Israele ha accettato le condizioni necessarie per finalizzare il cessate il fuoco di 60 giorni, durante il quale lavoreremo con tutte le parti per porre fine alla guerra”, lo annuncia Trump su Truth. “Qatarioti ed egiziani, che hanno lavorato duramente per contribuire a portare la pace, presenteranno questa proposta finale” ad Hamas. “Spero, per il bene del Medio Oriente, che Hamas accetti questo accordo, perché la situazione non migliorerà, ma peggiorerà”, ha concluso il presidente americano.
L’annuncio arriva dopo i colloqui nella capitale americana tra il ministro israeliano per gli affari strategici Ron Fermer e alti funzionari dell’amministrazione Usa tra cui il vicepresidente Vance, il segretario di Stato Rubio e l’inviato speciale Witkoff. Poche ore prima Trump parlando con i giornalisti in Florida aveva ribadito la sua convinzione che Netanyahu fosse pronto a un accordo e che sarebbe stato raggiunto entro la settimana.
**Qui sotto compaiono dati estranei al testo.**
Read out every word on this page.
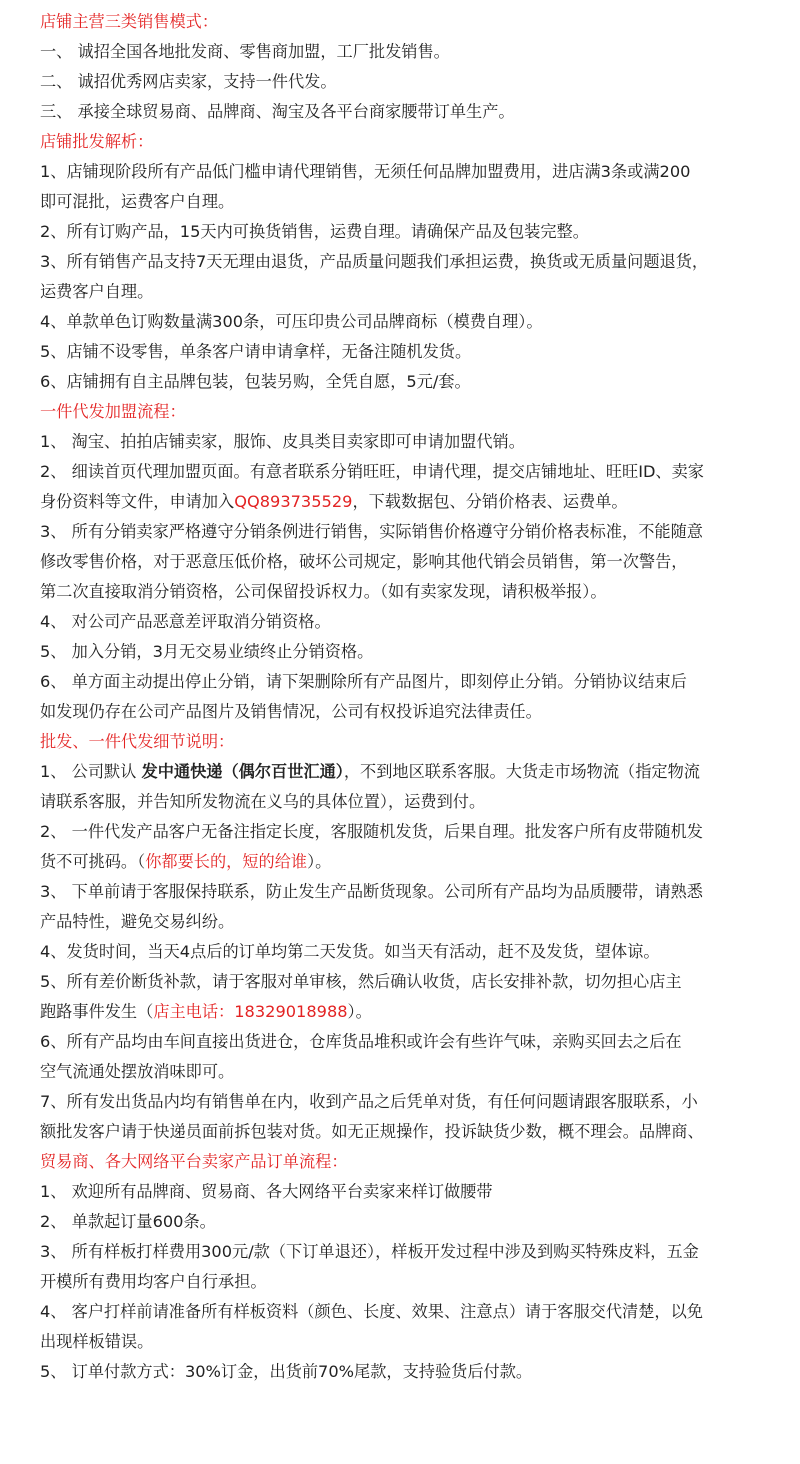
店铺主营三类销售模式：
一、 诚招全国各地批发商、零售商加盟，工厂批发销售。
二、 诚招优秀网店卖家，支持一件代发。
三、 承接全球贸易商、品牌商、淘宝及各平台商家腰带订单生产。
店铺批发解析：
1、店铺现阶段所有产品低门槛申请代理销售，无须任何品牌加盟费用，进店满3条或满200
即可混批，运费客户自理。
2、所有订购产品，15天内可换货销售，运费自理。请确保产品及包装完整。
3、所有销售产品支持7天无理由退货，产品质量问题我们承担运费，换货或无质量问题退货，
运费客户自理。
4、单款单色订购数量满300条，可压印贵公司品牌商标（模费自理）。
5、店铺不设零售，单条客户请申请拿样，无备注随机发货。
6、店铺拥有自主品牌包装，包装另购，全凭自愿，5元/套。
一件代发加盟流程：
1、 淘宝、拍拍店铺卖家，服饰、皮具类目卖家即可申请加盟代销。
2、 细读首页代理加盟页面。有意者联系分销旺旺，申请代理，提交店铺地址、旺旺ID、卖家
身份资料等文件，申请加入QQ893735529，下载数据包、分销价格表、运费单。
3、 所有分销卖家严格遵守分销条例进行销售，实际销售价格遵守分销价格表标准，不能随意
修改零售价格，对于恶意压低价格，破坏公司规定，影响其他代销会员销售，第一次警告，
第二次直接取消分销资格，公司保留投诉权力。（如有卖家发现，请积极举报）。
4、 对公司产品恶意差评取消分销资格。
5、 加入分销，3月无交易业绩终止分销资格。
6、 单方面主动提出停止分销，请下架删除所有产品图片，即刻停止分销。分销协议结束后
如发现仍存在公司产品图片及销售情况，公司有权投诉追究法律责任。
批发、一件代发细节说明：
1、 公司默认 发中通快递（偶尔百世汇通），不到地区联系客服。大货走市场物流（指定物流
请联系客服，并告知所发物流在义乌的具体位置），运费到付。
2、 一件代发产品客户无备注指定长度，客服随机发货，后果自理。批发客户所有皮带随机发
货不可挑码。（你都要长的，短的给谁）。
3、 下单前请于客服保持联系，防止发生产品断货现象。公司所有产品均为品质腰带，请熟悉
产品特性，避免交易纠纷。
4、发货时间，当天4点后的订单均第二天发货。如当天有活动，赶不及发货，望体谅。
5、所有差价断货补款，请于客服对单审核，然后确认收货，店长安排补款，切勿担心店主
跑路事件发生（店主电话：18329018988）。
6、所有产品均由车间直接出货进仓，仓库货品堆积或许会有些许气味，亲购买回去之后在
空气流通处摆放消味即可。
7、所有发出货品内均有销售单在内，收到产品之后凭单对货，有任何问题请跟客服联系，小
额批发客户请于快递员面前拆包装对货。如无正规操作，投诉缺货少数，概不理会。品牌商、
贸易商、各大网络平台卖家产品订单流程：
1、 欢迎所有品牌商、贸易商、各大网络平台卖家来样订做腰带
2、 单款起订量600条。
3、 所有样板打样费用300元/款（下订单退还），样板开发过程中涉及到购买特殊皮料，五金
开模所有费用均客户自行承担。
4、 客户打样前请准备所有样板资料（颜色、长度、效果、注意点）请于客服交代清楚，以免
出现样板错误。
5、 订单付款方式：30%订金，出货前70%尾款，支持验货后付款。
Resta da vedere come Hamas accoglierà la proposta americana, che nelle parole del tycoon suona quasi come un ultimatum. In queste ore oltre 150 organizzazioni umanitarie internazionali, tra cui Oxfam, Save the Children e Amnesty International, hanno pubblicato una dichiarazione congiunta chiedendo lo smantellamento della controversa Gaza Humanitarian Foundation (GHF), sostenuta da Israele e Stati Uniti. Nel frattempo, i raid aerei israeliani proseguono. Si parla di oltre 90 morti in sole 24 ore, tra le vittime dell’attacco all’internet café c’è anche il fotogiornalista palestinese Ismail Abu Hatab.